Federal parks officials held a formal event Tuesday establishing a new national park named after abolitionist Harriet Tubman in upstate New York, reports NBC News.
From NBC News:
Members of the state’s congressional delegation joined U.S. Interior Secretary Sally Jewell in Washington, D.C., for the official signing ceremony Tuesday that makes the [Harriet Tubman National Historical Park] part of the National Park Service system. It encompasses the site of Tubman’s old home on the outskirts of Auburn, about 25 miles west of Syracuse, and a nearby church where she worshipped.
The New York park will focus on Tubman’s work later on in her life when she was an active proponent of women’s suffrage and other causes. It will be a sister park to the Harriet Tubman Underground Railroad National Historical Park in Maryland.
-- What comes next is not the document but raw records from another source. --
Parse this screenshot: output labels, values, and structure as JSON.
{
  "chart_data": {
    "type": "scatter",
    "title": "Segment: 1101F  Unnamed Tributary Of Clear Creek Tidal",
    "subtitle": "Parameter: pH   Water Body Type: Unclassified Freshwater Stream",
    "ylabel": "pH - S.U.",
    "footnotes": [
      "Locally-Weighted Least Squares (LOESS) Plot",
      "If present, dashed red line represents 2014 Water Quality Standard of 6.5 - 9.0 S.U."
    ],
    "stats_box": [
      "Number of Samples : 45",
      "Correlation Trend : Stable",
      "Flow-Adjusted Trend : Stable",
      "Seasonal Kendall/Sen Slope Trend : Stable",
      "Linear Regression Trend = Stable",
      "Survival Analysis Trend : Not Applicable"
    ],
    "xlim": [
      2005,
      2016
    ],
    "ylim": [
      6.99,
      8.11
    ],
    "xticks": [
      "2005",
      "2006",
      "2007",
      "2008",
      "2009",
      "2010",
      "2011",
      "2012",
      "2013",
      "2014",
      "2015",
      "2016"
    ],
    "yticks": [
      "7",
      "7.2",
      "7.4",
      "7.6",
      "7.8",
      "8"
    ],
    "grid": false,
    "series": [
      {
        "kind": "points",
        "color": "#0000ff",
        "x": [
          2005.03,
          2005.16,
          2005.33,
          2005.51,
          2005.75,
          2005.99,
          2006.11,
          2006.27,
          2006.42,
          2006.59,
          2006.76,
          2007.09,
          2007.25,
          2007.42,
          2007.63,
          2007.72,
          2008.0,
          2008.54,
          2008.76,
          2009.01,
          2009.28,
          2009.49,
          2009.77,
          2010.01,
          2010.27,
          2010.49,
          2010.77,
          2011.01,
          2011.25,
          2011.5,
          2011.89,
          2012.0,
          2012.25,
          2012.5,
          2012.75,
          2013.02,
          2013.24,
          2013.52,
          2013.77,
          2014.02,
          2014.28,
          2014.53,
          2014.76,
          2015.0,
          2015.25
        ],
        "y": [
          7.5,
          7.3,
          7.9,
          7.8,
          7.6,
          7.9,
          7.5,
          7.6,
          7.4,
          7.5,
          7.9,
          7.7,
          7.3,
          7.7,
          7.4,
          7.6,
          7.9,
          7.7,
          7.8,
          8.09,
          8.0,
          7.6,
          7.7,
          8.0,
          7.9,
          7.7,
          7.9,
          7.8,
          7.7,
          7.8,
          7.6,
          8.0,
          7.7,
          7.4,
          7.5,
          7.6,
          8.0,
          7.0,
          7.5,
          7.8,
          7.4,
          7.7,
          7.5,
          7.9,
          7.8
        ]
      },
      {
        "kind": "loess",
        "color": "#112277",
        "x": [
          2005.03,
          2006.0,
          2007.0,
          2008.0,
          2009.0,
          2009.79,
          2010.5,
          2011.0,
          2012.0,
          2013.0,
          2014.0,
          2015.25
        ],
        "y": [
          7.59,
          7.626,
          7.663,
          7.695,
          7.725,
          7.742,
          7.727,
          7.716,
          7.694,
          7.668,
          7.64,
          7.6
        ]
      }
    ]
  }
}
“These two parks preserve and showcase a more complete history of one of America’s pivotal humanitarians who, at great personal risk, did so much to secure the freedom of hundreds of formerly enslaved people,” Secretary Jewell said. “Her selfless commitment to a more perfect union is testament that one determined person, no matter her station in life or the odds against her, can make a tremendous difference.”
The designation of the Auburn site as a national park comes after a long-running legislative effort, which began in 2000 with a law allowing for a study on how to best preserve the Underground Railroad hero’s legacy, reports USA Today.